01/05/2014
L'homme sans monde
Il y eut un homme, mais était-ce réellement un homme, qui vivait dans le monde sans être de ce monde. Il reçut le don de découvrir en lui le double du monde. Parfois il ne savait plus où était celui-ci. Ce qu’il voyait derrière la vitre de son être, était-ce le monde ou un rêve éveillé, ou bien, inversement, ce qu’il rêvait en lui, cette immensité sans forme, était-ce la réalité ? Il lui arrivait d’errer pendant plusieurs jours dans des paysages désertiques, sur des plateaux perdus, en bordure du monde sans jamais trouver la fin, cet abîme qui engloutit la peur. D’autres jours il vivait normalement. Ce décollement de son être disparaissait. Il était là, bien présent, buvant et parlant comme tout un chacun. Il exerçait même un métier, peintre de trompe-l’œil. Il vivait rarement au même endroit et s’arrêtait là où une vaste demeure avait besoin de ses soins : peindre des perspectives enchantées de fleurs et de feuillages qui conduisaient le regard si loin qu’il se perdait.

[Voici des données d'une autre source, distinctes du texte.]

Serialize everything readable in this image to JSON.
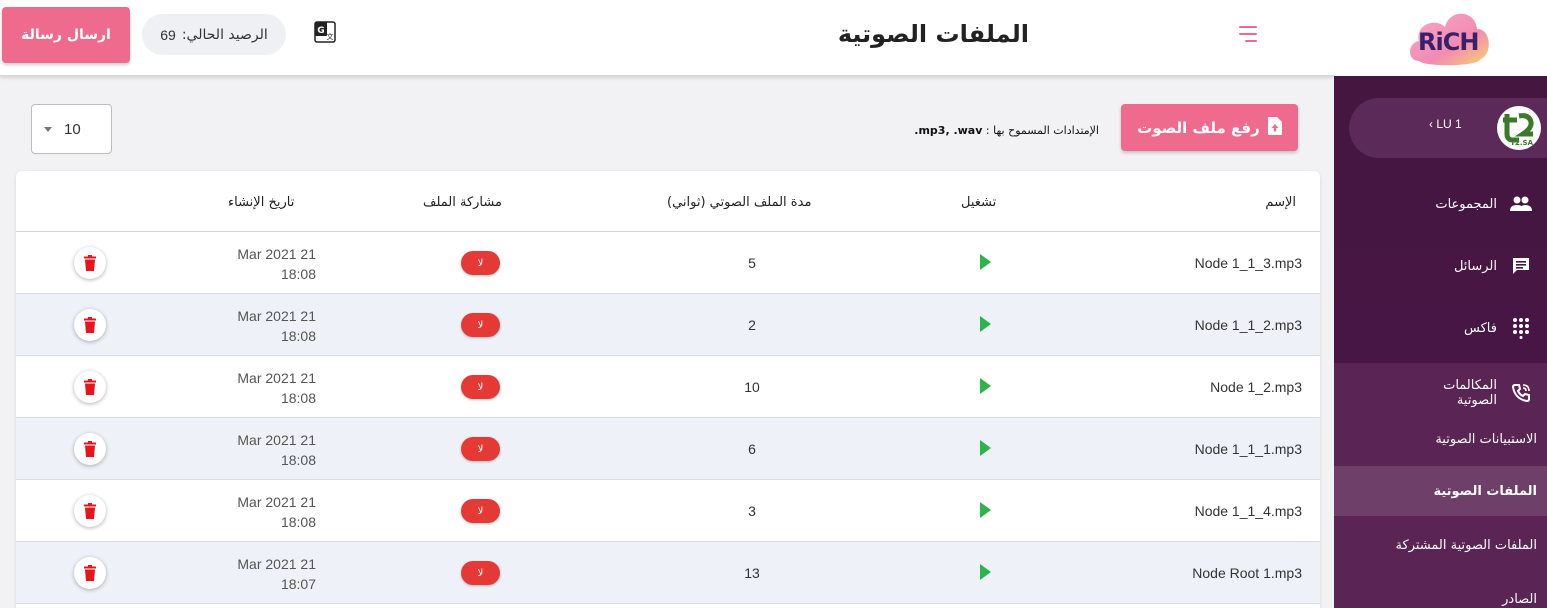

C’est ainsi qu’il découvrit son don, si l'on peut appeler ainsi ce privilège ou cette fatalité. Descendu de son échafaudage, il reculait pour vérifier la perspective de son œuvre. Il s’y noya en un clin d’œil, aspiré par un chemin qui s’enfonçait dans une forêt où l’on devinait une lueur lointaine, une source attirante vers laquelle on tendait les mains. Il passa de l’autre côté et contempla la pièce démesurée dans laquelle il travaillait. Il ne se vit pas. Il commença à marcher dans cette immensité, s’éloignant de son ouvrage. Il ouvrit une porte, puis une autre et ne reconnut pas le monde tout en étant dans le monde. Il portait son regard en lui et voyait l’extérieur. Quand il comprit ce qui lui arrivait, il tenta de se détacher de ce rêve qui lui collait à la peau. Il sentait bien cet enfermement derrière une cloison transparente et, au-delà, la réalité de la vie. Mais il ressentait dans le même temps une liberté infinie, une paix dégagée de tout souci. Avançant la main vers cette cloison, il en ressentit la résistance, comme une toile d’araignée qui entourait son doigt tendu et qui ne cédait pas. Dans le silence de ce monde intérieur, il voulut crier. Mais rien ne vint. Le cri se perdit dans une atmosphère privée d’air. Il tenta de parler. Rien, le silence dans un jour sans fin. Alors il marcha, marcha, marcha pour sortir de ce double, toujours accompagné de son enveloppe translucide qui laisse voir le monde réel, mais insaisissable. Epuisé, il finit par s’endormir au pied d’un arbre, sans avoir atteint le fond du tableau, ce point dans la forêt qui marque la limite du possible. Il se réveilla dans son état normal. Il ouvrit la bouche et gémit. Il entendit ce son plaintif et sut qu’il était à nouveau dans le monde.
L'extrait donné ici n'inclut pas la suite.